Les recherches montrent que les coureurs utilisent différentes stratégies attentionnelles selon les situations :

  • Stratégie de dissociation : déplacer l’attention des sensations corporelles vers des stimuli externes (musique, paysage, planification) — adaptée aux sorties faciles, peut réduire la sensation subjective de fatigue
  • Stratégie d’association : se concentrer sur les signaux corporels (cadence, respiration, sensations musculaires) — adaptée à la compétition, aide à contrôler précisément l’allure

Les études montrent que les marathoniens d’élite tendent à utiliser la stratégie d’association en compétition, tandis que les coureurs amateurs privilégient la dissociation.

Le mécanisme neuronal du « souffrir mais continuer »
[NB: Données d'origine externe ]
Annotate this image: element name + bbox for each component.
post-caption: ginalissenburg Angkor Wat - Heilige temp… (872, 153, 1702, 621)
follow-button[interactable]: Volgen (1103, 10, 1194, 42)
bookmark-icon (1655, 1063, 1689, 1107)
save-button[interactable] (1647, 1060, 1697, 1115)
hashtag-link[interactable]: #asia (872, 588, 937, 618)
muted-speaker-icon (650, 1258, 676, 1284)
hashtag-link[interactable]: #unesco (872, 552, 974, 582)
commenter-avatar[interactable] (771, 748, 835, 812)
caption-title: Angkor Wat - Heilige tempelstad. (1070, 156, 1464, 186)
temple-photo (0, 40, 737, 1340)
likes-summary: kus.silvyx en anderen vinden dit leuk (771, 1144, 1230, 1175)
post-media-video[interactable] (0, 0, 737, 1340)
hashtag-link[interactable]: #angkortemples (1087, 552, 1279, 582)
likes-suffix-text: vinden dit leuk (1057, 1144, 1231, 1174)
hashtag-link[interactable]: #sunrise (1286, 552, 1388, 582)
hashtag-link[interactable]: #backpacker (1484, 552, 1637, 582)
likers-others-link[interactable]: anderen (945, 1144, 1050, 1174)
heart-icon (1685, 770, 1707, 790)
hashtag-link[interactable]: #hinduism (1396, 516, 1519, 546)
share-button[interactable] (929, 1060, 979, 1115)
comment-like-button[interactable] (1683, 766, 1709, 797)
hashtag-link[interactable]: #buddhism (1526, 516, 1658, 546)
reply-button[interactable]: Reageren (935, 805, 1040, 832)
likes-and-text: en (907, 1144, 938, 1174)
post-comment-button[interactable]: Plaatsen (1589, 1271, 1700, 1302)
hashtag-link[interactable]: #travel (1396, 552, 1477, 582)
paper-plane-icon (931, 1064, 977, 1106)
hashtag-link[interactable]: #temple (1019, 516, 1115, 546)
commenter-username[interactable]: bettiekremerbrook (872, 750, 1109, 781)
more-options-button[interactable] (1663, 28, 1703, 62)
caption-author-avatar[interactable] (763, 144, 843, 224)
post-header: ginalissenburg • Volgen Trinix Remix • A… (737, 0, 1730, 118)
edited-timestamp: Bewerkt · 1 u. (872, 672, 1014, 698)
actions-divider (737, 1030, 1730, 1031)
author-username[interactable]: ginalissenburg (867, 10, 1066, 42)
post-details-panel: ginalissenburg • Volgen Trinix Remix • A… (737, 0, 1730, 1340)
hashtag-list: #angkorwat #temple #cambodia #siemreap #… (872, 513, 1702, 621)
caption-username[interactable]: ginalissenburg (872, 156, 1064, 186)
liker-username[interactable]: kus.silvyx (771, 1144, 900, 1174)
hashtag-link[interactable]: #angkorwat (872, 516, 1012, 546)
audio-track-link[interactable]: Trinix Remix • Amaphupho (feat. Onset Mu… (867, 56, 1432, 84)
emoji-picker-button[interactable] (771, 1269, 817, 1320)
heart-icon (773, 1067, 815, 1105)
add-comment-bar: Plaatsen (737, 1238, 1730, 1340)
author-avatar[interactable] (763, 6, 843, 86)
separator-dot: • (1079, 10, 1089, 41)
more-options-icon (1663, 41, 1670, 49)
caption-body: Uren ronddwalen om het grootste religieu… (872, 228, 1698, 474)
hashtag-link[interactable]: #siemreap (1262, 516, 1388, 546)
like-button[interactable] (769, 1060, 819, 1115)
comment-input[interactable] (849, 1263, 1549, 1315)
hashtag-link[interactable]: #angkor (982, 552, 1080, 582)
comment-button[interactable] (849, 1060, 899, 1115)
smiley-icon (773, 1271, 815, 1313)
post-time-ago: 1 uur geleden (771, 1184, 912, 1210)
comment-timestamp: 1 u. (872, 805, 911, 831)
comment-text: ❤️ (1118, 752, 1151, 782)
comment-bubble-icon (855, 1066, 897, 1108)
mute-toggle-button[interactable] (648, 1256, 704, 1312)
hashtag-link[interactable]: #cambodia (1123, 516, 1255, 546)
Dans la partie finale d’un marathon, l’activité du cortex cingulaire antérieur (ACC) — la région cérébrale qui traite la douleur et la prise de décision — augmente significativement. La capacité du coureur à continuer malgré la fatigue résulte de la coordination entre l’ACC et le cortex préfrontal dorsolatéral (dlPFC) : le système de contrôle cognitif ne cesse de supplanter les signaux « arrête-toi » provenant du système sensoriel.

Méditation et course : l’intégration de l’entraînement cérébral

Des recherches récentes montrent que la méditation de pleine conscience (Mindfulness Meditation) peut renforcer la capacité centrale de résistance à la fatigue du coureur :

  • Une pratique régulière de la méditation augmente la densité de matière grise du dlPFC, améliorant le contrôle exécutif
  • La « course en pleine conscience (Mindful Running) » — observer consciemment les sensations corporelles sans jugement — est rapportée par certains coureurs comme retardant la sensation subjective de fatigue
  • Les coureurs taïwanais peuvent essayer 2 à 3 séances de méditation de pleine conscience de 15 à 20 minutes par semaine, en complément de l’entraînement

Conseils pratiques

  • Un dialogue interne positif (Positive Self-Talk) avant la course et la définition d’objectifs clairs peuvent retarder la sensation subjective de fatigue centrale
  • Utiliser la musique (en particulier celle dont le BPM est proche de la cadence cible) permet d’activer efficacement la stratégie de dissociation et de réduire la sensation subjective de fatigue lors des sorties faciles
  • Intégrer délibérément à l’entraînement des exercices consistant à « continuer à courir dans un état d’inconfort et de fatigue légère » pour entraîner la capacité du cerveau à tolérer l’inconfort
  • Courir dans les environnements naturels de Taïwan (comme Guandu ou les rives du parc Dajia au crépuscule), en combinant stimuli naturels, facilite le déclenchement du runner’s high
  • Un sommeil suffisant est la base d’un fonctionnement cérébral optimal pendant la course ; un cerveau privé de sommeil émet plus précocement le signal « arrête-toi »

Conclusion

Le cerveau est le véritable champ de bataille de chaque marathon. La théorie de la fatigue centrale nous apprend que les limites de la course ne sont pas déterminées uniquement par les muscles, mais aussi par la manière dont le cerveau interprète et répond aux signaux corporels. L’expérience du runner’s high nous rappelle quant à elle que le cerveau est également la source la plus profonde du plaisir de courir. En entraînant votre corps, entraînez aussi votre cerveau — c’est cela, une préparation complète à la course sur route.